Aufgrund verschiedener politischer Vorstösse und dem Expertinnenbericht „Migrantinnen im Kanton Bern“, der gestützt auf das vom Grossen Rat überwiesene Postulat Gurtner erarbeitet wurde, hat der Regierungsrat auf Vorschlag der Gesundheits- und Fürsorgedirektion im Mai 2003 die 1. Etappe zur Realisierung einer zentralen Fachstelle Integration beschlossen. Die Fachstelle hat im Oktober 2003 die Arbeit aufgenommen. Ihr Auftrag ist es unter anderem, die Koordination in Sachen Integration zwischen den kantonalen Direktionen und den Städten und Gemeinden aufzubauen und sicherzustellen.

Im letzten Jahr fanden zwei kantonale Integrationskonferenzen mit Vertreterinnen und Vertretern vieler Gemeinden und Städte statt. In den ersten beiden Konferenzen ging es vor allem um die Erfassung der konkreten Bedürfnisse und Anliegen in den Gemeinden.

(3)

3

Im Oktober wurde für die weitere Arbeit eine Umfrage zur Situation der Migrantinnen und Migranten in den Gemeinden durchgeführt. In vielen Gemeinden leben nur wenige Ausländerinnen und Ausländer. Hier wird in der Regel auch kein Bedarf für Massnahmen gesehen. Anders ist die Situation in den Städten und Agglomerationen. Hier liegt der Anteil der Ausländerinnen und Ausländer zum Teil deutlich über dem kantonalen Durchschnitt.

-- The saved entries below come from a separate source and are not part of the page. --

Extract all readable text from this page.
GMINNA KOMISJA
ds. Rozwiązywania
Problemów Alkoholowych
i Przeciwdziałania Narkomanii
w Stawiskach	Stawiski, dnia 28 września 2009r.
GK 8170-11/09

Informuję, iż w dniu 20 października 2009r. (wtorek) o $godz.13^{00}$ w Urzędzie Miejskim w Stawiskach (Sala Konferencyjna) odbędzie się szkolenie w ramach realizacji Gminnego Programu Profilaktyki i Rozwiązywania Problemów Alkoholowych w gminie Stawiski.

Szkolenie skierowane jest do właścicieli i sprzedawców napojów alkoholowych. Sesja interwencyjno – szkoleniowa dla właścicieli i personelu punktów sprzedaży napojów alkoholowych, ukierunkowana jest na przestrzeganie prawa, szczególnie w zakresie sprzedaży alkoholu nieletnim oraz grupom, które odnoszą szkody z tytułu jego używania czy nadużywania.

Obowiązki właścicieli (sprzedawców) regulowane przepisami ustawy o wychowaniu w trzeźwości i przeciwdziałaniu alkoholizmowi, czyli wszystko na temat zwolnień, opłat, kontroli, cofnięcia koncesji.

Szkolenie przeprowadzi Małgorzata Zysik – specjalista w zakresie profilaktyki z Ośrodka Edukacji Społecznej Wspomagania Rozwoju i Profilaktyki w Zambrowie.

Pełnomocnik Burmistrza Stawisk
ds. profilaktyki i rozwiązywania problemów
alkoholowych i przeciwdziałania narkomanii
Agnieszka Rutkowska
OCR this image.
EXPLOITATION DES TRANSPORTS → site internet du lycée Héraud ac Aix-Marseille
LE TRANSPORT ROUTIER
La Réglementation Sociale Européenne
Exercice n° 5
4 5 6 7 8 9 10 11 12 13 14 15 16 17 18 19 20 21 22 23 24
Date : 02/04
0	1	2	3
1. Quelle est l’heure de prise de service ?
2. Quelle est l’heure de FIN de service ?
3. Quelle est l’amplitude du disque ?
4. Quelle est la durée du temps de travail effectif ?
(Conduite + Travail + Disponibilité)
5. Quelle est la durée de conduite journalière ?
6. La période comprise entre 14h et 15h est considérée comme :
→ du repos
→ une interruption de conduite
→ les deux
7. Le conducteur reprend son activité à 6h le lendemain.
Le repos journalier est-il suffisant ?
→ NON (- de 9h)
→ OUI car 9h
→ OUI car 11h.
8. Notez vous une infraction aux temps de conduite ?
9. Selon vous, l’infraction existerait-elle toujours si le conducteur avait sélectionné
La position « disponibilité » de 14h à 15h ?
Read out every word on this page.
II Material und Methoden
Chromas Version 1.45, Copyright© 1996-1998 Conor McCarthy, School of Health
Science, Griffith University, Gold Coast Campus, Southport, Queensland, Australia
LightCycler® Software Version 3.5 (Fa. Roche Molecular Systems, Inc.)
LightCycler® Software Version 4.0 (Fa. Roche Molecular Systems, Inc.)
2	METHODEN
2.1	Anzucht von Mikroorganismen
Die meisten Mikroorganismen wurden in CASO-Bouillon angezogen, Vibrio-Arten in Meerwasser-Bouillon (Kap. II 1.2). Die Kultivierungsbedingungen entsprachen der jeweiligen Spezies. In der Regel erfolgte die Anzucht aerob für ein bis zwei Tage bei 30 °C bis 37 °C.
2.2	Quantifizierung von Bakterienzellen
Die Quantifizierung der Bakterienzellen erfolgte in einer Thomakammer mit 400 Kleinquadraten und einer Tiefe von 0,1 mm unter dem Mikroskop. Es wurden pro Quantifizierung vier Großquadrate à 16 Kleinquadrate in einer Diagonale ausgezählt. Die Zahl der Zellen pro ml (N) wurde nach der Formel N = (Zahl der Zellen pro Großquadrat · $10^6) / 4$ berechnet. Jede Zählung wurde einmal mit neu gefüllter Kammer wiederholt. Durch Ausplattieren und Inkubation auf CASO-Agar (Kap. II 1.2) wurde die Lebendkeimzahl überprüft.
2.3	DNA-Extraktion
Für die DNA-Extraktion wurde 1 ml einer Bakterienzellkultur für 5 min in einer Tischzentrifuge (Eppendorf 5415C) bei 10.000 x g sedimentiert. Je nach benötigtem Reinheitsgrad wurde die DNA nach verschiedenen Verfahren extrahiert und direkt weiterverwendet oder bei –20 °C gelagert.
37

Die Städte Bern, Biel und Thun verfügen über professionelle Strukturen. In diesem Jahr sind wiederum zwei kantonale Konferenzen geplant, in welchen die Arbeit an einzelnen Themen aufgenommen wird, wie zum Beispiel die Begrüssung neu in die Gemeinde zuziehende Ausländerinnen und Ausländer, die Einrichtung von interkulturellen Treffpunkten oder die Vernetzung der Angebote für den Spracherwerb unserer Standardsprachen Deutsch und Französisch.

Die vom Interpellanten angeregten Strukturen für den Dialog zwischen einheimischer und zugewanderter Bevölkerung sind also im Aufbau begriffen und finden bei vielen Gemeinden Beachtung.

Zu Frage 4:

Die Frage der Ausbildung der Imame ist ein Thema, das die ganze Schweiz betrifft.

Der Bundesrat hat sich dazu anlässlich einer Anfrage von Nationalrat Mario Fehr (SP) auch bereits geäussert.

In der Antwort hält der Bundesrat fest, dass die Bereitstellung eines Ausbildungs- programmes oder eines universitären Studienganges grundsätzlich in den Zuständigkeitsbereich und die Kompetenz der muselmanischen Gemeinschaften falle. Der Bund subventioniere die Universitätskantone aufgrund des Bundesgesetzes über die Förderung der Universitäten und über die Zusammenarbeit im Hochschulbereich.

Spezialfinanzierungen für einzelne spezielle Studiengänge seien darin nicht vorgesehen.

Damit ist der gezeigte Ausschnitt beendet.